In the majority of instances, Northern capitalists subscribed to the stock of Southern mills after a considerable proportion of the shares had been taken at the South. Similarly, a very usual juncture for the investment of Northern capital was a projected enlargement of a plant, machinery manufacturers taking stock in payment for equipment. Thus the Rock Hill Cotton Factory, the $100,000 capital stock of which was owned in Rock Hill and Charleston, South Carolina, in doubling the capital secured a large part of the additional $100,000 at the North.[242]
A vigorous solicitor of Northern funds for Southern mills was D. L. Love, the pioneer cotton manufacturer of Huntsville, Alabama. Before going on one of his trips to New England "for continuous exertion for the establishment of factories in the South," he made a statement of his successes and plans.
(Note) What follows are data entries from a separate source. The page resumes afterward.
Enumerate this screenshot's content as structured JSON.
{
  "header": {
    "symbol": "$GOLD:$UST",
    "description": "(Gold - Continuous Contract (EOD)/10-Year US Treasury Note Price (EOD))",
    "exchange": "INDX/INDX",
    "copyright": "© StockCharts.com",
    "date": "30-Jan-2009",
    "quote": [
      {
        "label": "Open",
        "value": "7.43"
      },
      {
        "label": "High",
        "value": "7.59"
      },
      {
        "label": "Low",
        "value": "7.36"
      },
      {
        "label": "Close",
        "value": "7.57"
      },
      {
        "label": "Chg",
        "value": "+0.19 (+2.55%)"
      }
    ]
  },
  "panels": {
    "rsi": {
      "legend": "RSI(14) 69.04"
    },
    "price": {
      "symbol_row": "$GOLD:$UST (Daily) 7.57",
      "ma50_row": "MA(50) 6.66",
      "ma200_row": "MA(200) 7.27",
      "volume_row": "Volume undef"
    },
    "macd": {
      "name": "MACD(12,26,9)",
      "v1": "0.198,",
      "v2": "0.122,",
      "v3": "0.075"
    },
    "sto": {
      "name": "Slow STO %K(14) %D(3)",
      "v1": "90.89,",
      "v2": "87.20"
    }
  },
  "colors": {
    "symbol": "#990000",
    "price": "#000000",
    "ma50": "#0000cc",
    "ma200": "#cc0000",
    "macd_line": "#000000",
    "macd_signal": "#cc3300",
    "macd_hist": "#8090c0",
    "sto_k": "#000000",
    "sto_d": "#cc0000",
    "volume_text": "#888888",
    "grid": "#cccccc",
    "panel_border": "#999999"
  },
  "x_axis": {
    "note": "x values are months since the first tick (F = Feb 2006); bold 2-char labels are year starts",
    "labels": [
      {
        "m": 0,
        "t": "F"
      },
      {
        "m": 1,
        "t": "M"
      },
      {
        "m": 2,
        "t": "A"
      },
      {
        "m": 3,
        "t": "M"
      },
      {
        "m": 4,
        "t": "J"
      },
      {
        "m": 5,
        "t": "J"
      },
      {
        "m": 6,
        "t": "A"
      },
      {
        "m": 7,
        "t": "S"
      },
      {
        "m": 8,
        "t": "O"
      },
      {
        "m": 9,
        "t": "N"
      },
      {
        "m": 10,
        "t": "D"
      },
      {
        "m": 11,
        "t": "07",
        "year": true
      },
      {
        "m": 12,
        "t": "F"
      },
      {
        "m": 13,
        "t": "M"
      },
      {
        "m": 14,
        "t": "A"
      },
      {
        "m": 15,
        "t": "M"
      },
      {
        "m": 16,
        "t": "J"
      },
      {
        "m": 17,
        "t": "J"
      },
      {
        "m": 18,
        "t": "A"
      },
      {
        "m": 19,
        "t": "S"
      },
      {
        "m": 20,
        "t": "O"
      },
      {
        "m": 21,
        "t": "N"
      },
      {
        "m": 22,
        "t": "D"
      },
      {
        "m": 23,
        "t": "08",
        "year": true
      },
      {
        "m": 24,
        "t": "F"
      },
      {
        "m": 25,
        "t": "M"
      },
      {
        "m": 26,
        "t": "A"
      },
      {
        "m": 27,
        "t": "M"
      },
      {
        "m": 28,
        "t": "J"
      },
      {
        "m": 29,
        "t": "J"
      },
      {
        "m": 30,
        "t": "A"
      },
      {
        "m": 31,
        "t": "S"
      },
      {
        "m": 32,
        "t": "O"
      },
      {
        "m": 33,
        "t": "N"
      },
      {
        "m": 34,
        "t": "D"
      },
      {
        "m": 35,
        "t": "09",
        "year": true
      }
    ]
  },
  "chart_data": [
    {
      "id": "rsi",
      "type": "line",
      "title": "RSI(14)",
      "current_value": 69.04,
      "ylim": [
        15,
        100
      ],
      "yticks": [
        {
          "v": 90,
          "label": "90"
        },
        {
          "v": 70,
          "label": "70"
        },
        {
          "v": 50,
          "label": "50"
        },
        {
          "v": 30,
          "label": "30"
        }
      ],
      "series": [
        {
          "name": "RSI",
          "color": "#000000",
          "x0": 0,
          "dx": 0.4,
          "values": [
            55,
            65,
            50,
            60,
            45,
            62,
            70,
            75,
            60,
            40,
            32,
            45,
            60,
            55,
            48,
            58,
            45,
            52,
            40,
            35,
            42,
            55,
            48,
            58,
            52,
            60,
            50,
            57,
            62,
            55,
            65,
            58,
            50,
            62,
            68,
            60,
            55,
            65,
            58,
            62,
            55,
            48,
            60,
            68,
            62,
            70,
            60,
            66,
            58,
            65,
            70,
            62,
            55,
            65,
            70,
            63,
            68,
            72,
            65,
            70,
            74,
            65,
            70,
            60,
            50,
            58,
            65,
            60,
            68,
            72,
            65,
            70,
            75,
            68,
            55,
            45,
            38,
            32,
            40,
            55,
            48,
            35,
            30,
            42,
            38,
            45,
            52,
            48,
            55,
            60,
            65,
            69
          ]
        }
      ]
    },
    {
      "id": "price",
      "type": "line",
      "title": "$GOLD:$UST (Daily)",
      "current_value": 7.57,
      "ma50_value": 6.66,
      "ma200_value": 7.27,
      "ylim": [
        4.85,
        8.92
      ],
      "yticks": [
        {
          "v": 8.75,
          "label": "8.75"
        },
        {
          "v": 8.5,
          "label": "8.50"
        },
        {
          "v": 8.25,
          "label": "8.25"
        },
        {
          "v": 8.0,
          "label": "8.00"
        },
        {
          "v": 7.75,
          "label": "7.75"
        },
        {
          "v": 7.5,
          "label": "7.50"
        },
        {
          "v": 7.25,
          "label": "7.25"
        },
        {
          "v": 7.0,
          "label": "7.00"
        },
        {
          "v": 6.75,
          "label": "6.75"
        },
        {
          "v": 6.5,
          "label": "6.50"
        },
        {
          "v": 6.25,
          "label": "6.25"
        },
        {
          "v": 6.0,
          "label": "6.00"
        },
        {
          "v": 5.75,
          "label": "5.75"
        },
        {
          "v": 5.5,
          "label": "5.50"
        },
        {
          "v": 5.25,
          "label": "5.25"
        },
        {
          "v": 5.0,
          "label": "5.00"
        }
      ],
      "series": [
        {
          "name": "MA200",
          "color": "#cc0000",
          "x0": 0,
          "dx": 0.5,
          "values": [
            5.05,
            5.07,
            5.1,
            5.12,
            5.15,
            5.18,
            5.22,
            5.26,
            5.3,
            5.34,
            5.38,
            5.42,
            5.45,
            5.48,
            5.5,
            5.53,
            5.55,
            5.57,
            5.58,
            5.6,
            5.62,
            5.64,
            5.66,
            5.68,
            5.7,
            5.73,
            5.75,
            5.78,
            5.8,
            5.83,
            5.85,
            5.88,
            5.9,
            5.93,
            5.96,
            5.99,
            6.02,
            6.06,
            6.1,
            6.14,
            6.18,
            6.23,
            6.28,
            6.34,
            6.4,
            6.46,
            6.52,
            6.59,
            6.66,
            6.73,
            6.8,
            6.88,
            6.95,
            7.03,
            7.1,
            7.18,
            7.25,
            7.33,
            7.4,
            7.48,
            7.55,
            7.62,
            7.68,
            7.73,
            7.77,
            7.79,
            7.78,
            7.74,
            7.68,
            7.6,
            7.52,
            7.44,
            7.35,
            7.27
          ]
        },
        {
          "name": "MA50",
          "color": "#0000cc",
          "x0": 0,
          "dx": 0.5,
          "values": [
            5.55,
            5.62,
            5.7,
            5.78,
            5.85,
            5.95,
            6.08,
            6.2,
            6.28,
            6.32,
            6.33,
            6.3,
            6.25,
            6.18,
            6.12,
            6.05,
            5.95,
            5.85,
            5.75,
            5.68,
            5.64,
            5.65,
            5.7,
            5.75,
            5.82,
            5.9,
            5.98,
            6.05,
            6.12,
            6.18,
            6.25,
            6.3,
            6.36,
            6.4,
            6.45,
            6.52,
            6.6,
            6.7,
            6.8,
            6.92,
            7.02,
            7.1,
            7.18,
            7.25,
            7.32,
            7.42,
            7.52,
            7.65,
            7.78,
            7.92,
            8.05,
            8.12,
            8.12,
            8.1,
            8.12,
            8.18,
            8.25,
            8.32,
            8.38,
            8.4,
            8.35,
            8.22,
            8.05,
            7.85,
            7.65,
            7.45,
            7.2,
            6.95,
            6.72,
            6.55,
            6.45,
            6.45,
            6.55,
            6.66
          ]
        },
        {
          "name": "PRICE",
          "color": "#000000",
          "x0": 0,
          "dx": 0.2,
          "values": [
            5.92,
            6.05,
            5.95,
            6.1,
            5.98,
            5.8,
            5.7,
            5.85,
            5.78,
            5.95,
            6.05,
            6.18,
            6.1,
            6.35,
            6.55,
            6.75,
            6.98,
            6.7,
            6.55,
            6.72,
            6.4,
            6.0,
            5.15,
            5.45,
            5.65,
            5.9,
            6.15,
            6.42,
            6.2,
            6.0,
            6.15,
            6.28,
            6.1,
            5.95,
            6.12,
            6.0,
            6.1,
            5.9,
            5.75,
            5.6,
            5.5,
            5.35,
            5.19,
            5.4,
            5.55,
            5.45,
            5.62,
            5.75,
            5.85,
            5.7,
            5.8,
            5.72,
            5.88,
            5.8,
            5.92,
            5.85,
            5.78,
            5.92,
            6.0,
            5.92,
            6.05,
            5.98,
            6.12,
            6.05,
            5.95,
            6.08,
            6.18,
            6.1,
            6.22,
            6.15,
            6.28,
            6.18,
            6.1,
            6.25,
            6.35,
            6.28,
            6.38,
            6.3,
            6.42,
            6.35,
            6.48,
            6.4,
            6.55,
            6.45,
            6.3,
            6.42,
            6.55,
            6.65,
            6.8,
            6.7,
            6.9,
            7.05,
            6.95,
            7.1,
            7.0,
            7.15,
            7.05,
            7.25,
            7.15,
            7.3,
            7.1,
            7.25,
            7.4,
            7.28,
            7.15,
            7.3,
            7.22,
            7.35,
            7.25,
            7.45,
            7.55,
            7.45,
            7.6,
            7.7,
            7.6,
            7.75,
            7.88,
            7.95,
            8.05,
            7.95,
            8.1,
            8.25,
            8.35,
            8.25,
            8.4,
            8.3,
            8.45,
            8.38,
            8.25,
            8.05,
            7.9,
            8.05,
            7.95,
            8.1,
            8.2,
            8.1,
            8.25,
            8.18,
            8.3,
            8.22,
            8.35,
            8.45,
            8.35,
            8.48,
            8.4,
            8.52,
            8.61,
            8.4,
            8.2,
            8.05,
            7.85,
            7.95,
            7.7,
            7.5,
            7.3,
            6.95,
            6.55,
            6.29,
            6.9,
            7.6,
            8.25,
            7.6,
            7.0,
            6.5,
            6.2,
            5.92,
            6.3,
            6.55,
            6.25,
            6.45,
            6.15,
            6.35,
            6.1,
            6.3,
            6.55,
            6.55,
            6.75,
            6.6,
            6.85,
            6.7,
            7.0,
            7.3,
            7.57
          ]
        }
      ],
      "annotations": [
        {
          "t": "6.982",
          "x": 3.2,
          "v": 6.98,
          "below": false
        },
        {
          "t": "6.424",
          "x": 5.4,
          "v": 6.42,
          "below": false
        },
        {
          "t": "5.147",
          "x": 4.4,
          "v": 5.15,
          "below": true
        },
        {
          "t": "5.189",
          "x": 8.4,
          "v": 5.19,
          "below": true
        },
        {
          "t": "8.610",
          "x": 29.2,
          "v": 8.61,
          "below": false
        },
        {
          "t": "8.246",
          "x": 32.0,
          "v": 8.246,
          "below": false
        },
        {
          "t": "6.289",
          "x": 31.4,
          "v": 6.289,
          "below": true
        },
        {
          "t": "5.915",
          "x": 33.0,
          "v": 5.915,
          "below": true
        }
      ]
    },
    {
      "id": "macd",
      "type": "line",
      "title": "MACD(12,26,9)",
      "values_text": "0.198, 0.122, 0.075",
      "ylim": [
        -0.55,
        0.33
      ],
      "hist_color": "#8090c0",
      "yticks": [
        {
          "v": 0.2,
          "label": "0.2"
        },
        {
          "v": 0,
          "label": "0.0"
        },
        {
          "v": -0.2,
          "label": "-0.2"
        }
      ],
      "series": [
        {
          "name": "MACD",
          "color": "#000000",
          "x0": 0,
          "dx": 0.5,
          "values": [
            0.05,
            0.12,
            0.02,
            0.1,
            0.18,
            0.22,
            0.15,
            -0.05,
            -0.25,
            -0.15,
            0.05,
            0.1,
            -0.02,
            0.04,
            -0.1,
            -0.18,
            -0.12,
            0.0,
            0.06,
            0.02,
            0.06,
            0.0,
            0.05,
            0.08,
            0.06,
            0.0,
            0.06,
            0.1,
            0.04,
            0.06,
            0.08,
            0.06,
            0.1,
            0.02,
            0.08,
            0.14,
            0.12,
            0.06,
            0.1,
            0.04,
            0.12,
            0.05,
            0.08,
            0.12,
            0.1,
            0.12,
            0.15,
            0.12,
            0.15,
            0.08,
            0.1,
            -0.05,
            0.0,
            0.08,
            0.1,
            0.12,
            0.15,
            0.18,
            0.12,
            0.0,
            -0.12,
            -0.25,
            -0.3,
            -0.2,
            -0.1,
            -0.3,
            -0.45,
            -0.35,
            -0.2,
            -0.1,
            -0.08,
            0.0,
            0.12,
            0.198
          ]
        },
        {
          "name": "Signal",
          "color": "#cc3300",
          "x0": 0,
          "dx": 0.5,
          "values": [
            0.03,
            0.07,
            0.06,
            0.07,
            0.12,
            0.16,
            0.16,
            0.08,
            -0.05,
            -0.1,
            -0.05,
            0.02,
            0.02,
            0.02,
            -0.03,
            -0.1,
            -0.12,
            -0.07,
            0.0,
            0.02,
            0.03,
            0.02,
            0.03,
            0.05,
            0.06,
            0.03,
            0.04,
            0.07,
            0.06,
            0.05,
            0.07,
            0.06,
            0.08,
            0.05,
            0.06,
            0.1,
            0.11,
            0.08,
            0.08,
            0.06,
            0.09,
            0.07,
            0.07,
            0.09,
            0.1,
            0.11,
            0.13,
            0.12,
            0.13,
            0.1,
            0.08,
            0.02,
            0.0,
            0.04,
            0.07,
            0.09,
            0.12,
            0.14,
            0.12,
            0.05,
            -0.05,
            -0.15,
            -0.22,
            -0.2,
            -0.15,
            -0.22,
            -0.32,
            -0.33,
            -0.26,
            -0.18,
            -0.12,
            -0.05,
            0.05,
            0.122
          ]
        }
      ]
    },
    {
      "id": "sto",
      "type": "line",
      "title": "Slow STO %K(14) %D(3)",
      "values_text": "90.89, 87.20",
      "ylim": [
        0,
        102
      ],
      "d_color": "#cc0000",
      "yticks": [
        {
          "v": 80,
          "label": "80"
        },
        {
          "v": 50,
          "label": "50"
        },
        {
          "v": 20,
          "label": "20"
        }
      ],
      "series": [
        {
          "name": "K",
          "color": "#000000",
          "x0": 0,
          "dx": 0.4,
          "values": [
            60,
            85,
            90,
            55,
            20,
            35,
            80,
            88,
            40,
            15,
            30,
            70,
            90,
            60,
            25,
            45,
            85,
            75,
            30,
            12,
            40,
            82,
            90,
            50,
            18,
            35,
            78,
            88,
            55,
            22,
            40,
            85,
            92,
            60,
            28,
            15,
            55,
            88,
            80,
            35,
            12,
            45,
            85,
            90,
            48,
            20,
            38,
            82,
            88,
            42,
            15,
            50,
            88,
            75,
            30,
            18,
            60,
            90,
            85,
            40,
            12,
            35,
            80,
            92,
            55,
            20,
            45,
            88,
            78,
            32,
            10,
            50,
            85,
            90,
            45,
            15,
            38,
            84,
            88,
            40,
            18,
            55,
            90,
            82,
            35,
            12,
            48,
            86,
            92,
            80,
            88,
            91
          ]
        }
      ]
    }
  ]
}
His project of a cotton mill at Vicksburg, Mississippi, was "on the high-road to success;" he had secured the organization of a company with $40,000 then subscribed to manufacture the staple at Jackson, Tennessee; he had about consummated a contract with New England capitalists to revive manufacture in a building at Corinth, Mississippi; a Connecticut manufacturer was looking for an opening at the South, and would be induced to settle at Huntsville; in all, he expected to bring about the investment of $1,000,000 in factories in Huntsville in the three years to come.